A 2025 Beamery survey on workplace AI included more than 170 C-suite executives, 115 human-resources leaders and 200 early-career employees at large United States companies. HR Dive reported that 30 percent of the HR respondents said they were involved in AI strategy from the outset, compared with 60 percent of C-suite respondents who believed HR had been involved from the beginning.

=== Talent acquisition and candidate engagement ===
Talent CRM remains the central candidate database and relationship-management component. It stores candidate profiles and interaction histories, supports talent pools and workflow automation, and can include both external candidates and existing employees. The product descends from Beamery's original recruitment CRM, which allowed employers to track and communicate with prospective hires before they submitted an application.

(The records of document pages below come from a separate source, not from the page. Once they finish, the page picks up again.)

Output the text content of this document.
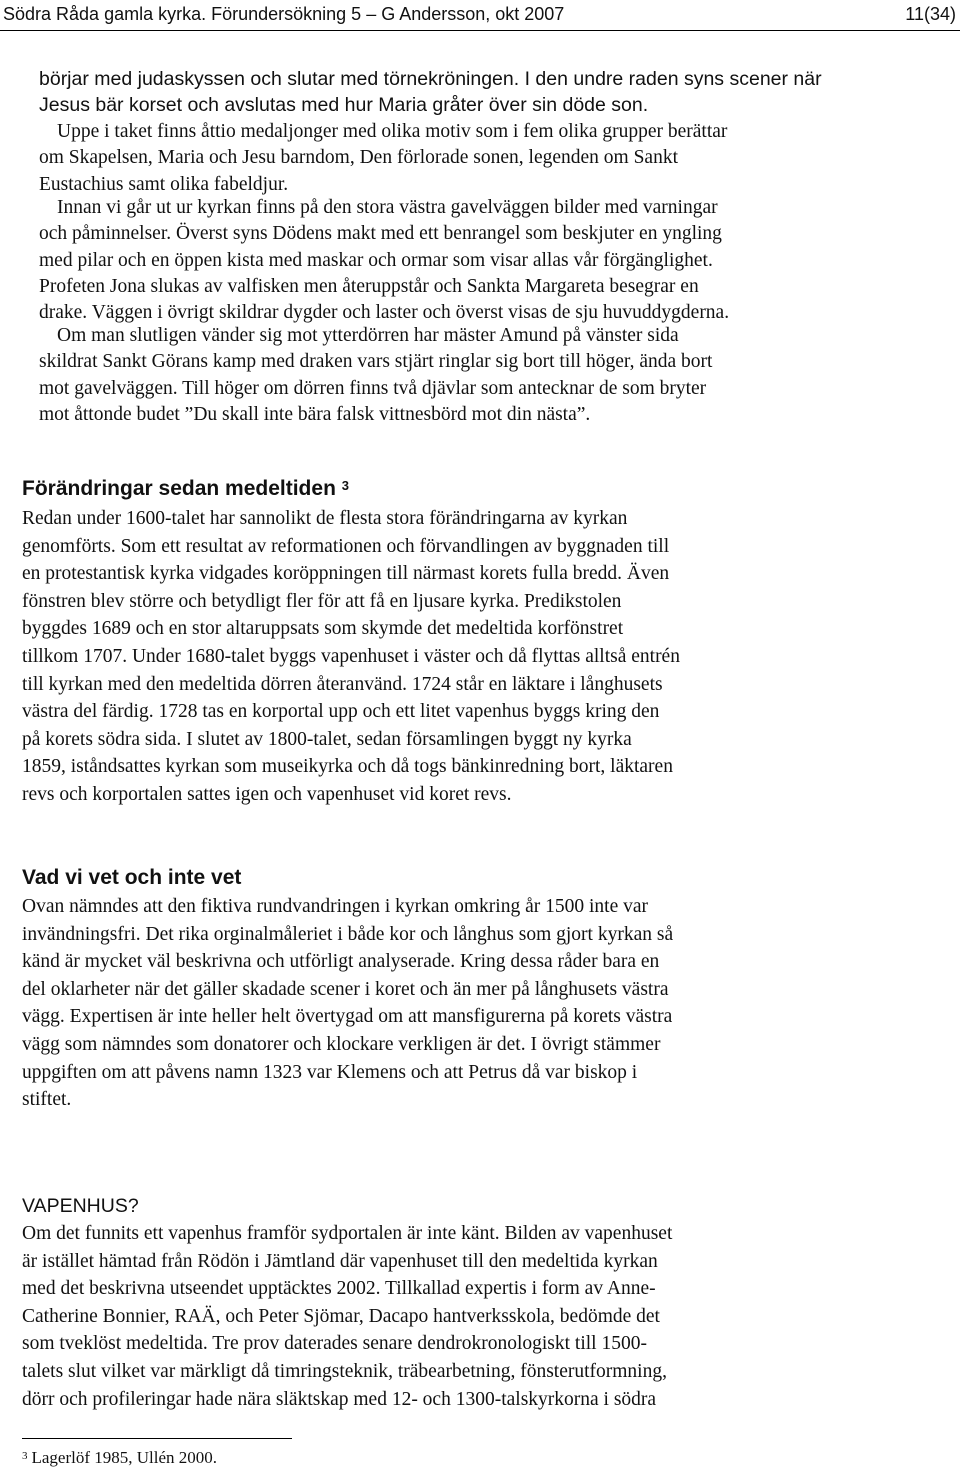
Södra Råda gamla kyrka. Förundersökning 5 – G Andersson, okt 2007	11(34)
börjar med judaskyssen och slutar med törnekröningen. I den undre raden syns scener när
Jesus bär korset och avslutas med hur Maria gråter över sin döde son.
Uppe i taket finns åttio medaljonger med olika motiv som i fem olika grupper berättar
om Skapelsen, Maria och Jesu barndom, Den förlorade sonen, legenden om Sankt
Eustachius samt olika fabeldjur.
Innan vi går ut ur kyrkan finns på den stora västra gavelväggen bilder med varningar
och påminnelser. Överst syns Dödens makt med ett benrangel som beskjuter en yngling
med pilar och en öppen kista med maskar och ormar som visar allas vår förgänglighet.
Profeten Jona slukas av valfisken men återuppstår och Sankta Margareta besegrar en
drake. Väggen i övrigt skildrar dygder och laster och överst visas de sju huvuddygderna.
Om man slutligen vänder sig mot ytterdörren har mäster Amund på vänster sida
skildrat Sankt Görans kamp med draken vars stjärt ringlar sig bort till höger, ända bort
mot gavelväggen. Till höger om dörren finns två djävlar som antecknar de som bryter
mot åttonde budet ”Du skall inte bära falsk vittnesbörd mot din nästa”.
Förändringar sedan medeltiden $^3$
Redan under 1600-talet har sannolikt de flesta stora förändringarna av kyrkan
genomförts. Som ett resultat av reformationen och förvandlingen av byggnaden till
en protestantisk kyrka vidgades koröppningen till närmast korets fulla bredd. Även
fönstren blev större och betydligt fler för att få en ljusare kyrka. Predikstolen
byggdes 1689 och en stor altaruppsats som skymde det medeltida korfönstret
tillkom 1707. Under 1680-talet byggs vapenhuset i väster och då flyttas alltså entrén
till kyrkan med den medeltida dörren återanvänd. 1724 står en läktare i långhusets
västra del färdig. 1728 tas en korportal upp och ett litet vapenhus byggs kring den
på korets södra sida. I slutet av 1800-talet, sedan församlingen byggt ny kyrka
1859, iståndsattes kyrkan som museikyrka och då togs bänkinredning bort, läktaren
revs och korportalen sattes igen och vapenhuset vid koret revs.
Vad vi vet och inte vet
Ovan nämndes att den fiktiva rundvandringen i kyrkan omkring år 1500 inte var
invändningsfri. Det rika orginalmåleriet i både kor och långhus som gjort kyrkan så
känd är mycket väl beskrivna och utförligt analyserade. Kring dessa råder bara en
del oklarheter när det gäller skadade scener i koret och än mer på långhusets västra
vägg. Expertisen är inte heller helt övertygad om att mansfigurerna på korets västra
vägg som nämndes som donatorer och klockare verkligen är det. I övrigt stämmer
uppgiften om att påvens namn 1323 var Klemens och att Petrus då var biskop i
stiftet.
VAPENHUS?
Om det funnits ett vapenhus framför sydportalen är inte känt. Bilden av vapenhuset
är istället hämtad från Rödön i Jämtland där vapenhuset till den medeltida kyrkan
med det beskrivna utseendet upptäcktes 2002. Tillkallad expertis i form av Anne-
Catherine Bonnier, RAÄ, och Peter Sjömar, Dacapo hantverksskola, bedömde det
som tveklöst medeltida. Tre prov daterades senare dendrokronologiskt till 1500-
talets slut vilket var märkligt då timringsteknik, träbearbetning, fönsterutformning,
dörr och profileringar hade nära släktskap med 12- och 1300-talskyrkorna i södra
$^3$ Lagerlöf 1985, Ullén 2000.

The current talent-acquisition suite also includes:

- Sourcing and Matching, which imports or identifies prospective candidates and ranks matches using role and skills data;
- Talent Marketing, which manages segmented email, text-message and other candidate-engagement campaigns;
- Talent Analytics, which reports on recruiting pipelines, campaign conversion, user activity and the completeness of candidate data;
- Events and Campus, for managing recruiting events, attendee registration and follow-up;
- Career Sites and Chatbot, a content-management and conversational interface for employer career websites that sends registrations and applications into the Talent CRM; and
- candidate portals and alumni-management workflows for maintaining contact with applicants, talent communities and former employees.

This range reflects the product expansion announced in 2019, when Beamery divided its offering into attraction, engagement and retention functions and added career-site, recruiting-event and internal-mobility tools to its existing CRM and integration components.

=== Integrations and professional services ===
Beamery integrates with human capital management and applicant-tracking systems. Its documented integrations include Workday, SAP SuccessFactors and Oracle Taleo, with data synchronization between those systems and Beamery's candidate, vacancy, role and skills records. The Workday relationship began with a strategic investment and software partnership in 2019.

The company also sells advisory, implementation and enablement services alongside the software. These services cover data preparation, skills-framework design, system configuration, integration, rollout and continuing operational support.